Morgan, 25, is arguably one of the best American female soccer players of all time. By 2012, just three years after making her U.S. debut in 2009, Morgan had racked up 41 goals — more than any other American female player did in her first three years, according to U.S. Soccer’s official Web site. That year Morgan was also named U.S. Soccer female athlete of the year, which obviously also must not have resonated with Blatter.
Morgan says Blatter’s failure to recognize her is just one example of the kind of sexism and misogyny that exists within FIFA.
“I have experienced sexism multiple times, and I’m sure I will a lot more,” she said. “I feel like I’m fighting for female athletes.”
Morgan is not alone in her opinions.

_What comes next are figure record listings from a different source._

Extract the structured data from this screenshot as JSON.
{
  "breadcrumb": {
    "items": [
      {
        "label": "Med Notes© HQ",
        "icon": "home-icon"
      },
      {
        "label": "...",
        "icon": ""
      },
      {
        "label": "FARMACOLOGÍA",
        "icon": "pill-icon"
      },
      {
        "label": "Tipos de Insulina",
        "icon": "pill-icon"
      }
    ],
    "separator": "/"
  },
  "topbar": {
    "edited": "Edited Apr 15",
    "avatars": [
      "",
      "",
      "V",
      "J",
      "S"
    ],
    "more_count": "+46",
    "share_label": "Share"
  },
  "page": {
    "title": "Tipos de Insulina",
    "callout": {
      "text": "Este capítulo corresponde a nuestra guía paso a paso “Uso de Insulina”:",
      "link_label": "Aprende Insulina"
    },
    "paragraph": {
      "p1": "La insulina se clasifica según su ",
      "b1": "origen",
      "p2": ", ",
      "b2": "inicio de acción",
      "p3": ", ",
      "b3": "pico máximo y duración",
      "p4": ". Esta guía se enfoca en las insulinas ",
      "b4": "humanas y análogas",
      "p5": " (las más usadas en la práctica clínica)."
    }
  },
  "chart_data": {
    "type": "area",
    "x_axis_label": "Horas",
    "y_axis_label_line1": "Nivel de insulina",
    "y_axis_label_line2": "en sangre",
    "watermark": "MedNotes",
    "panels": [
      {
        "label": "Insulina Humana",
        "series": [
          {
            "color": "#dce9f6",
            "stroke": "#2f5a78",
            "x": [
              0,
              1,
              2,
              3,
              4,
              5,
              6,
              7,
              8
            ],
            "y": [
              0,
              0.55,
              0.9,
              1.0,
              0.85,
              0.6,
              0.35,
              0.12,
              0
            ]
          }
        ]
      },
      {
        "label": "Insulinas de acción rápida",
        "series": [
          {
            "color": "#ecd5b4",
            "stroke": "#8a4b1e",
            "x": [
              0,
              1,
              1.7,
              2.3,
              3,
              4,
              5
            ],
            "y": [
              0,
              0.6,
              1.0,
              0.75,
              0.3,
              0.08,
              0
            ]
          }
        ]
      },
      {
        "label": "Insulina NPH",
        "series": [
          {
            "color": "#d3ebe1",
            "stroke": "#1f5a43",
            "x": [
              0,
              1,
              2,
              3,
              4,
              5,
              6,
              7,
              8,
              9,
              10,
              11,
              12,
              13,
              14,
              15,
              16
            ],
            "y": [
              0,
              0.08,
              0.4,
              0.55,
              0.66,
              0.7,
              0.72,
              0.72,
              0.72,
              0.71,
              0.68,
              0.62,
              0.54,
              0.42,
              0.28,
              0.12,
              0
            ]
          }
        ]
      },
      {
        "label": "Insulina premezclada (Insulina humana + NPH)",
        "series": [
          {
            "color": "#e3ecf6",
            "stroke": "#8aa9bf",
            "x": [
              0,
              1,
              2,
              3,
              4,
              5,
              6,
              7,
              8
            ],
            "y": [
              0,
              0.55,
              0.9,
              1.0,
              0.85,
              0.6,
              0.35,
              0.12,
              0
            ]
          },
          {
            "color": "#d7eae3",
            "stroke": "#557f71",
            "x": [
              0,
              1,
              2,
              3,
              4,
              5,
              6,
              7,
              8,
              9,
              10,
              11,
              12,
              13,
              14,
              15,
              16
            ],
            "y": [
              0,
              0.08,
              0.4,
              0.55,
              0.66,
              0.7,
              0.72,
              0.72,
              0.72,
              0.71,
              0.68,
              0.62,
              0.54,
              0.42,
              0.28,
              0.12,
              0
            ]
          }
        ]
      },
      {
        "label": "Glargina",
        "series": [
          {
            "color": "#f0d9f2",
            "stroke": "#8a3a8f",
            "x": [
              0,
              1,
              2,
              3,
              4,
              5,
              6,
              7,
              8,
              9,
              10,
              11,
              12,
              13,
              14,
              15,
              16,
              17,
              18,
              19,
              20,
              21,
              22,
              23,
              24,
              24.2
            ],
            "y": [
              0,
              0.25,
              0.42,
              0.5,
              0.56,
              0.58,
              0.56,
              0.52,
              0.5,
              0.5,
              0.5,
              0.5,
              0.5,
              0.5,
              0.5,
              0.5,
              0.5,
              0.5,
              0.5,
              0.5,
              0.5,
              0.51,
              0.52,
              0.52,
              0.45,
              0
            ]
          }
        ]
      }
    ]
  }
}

Last autumn, an international group of top female players filed a lawsuit in the Ontario Human Rights Tribunal alleging gender discrimination on the parts of FIFA and the Canadian Soccer Association for deciding to play the Women’s World Cup on turf instead of real grass.
With time dwindling until the June 6 kickoff, however, the group, led by U.S. star Abby Wambach, later proposed a compromise and came up with a no-cost solution to install grass on just some of the fields.
FIFA, however, rejected it and the women eventually withdrew the suit in January.
“To me, it wasn’t about that there was grass or no grass, it was about FIFA not wanting to do anything that anybody else wanted,” Wambach told ESPN earlier this month about why FIFA refused to compromise.
Like Morgan, she too has agreed to keep fighting for equal rights.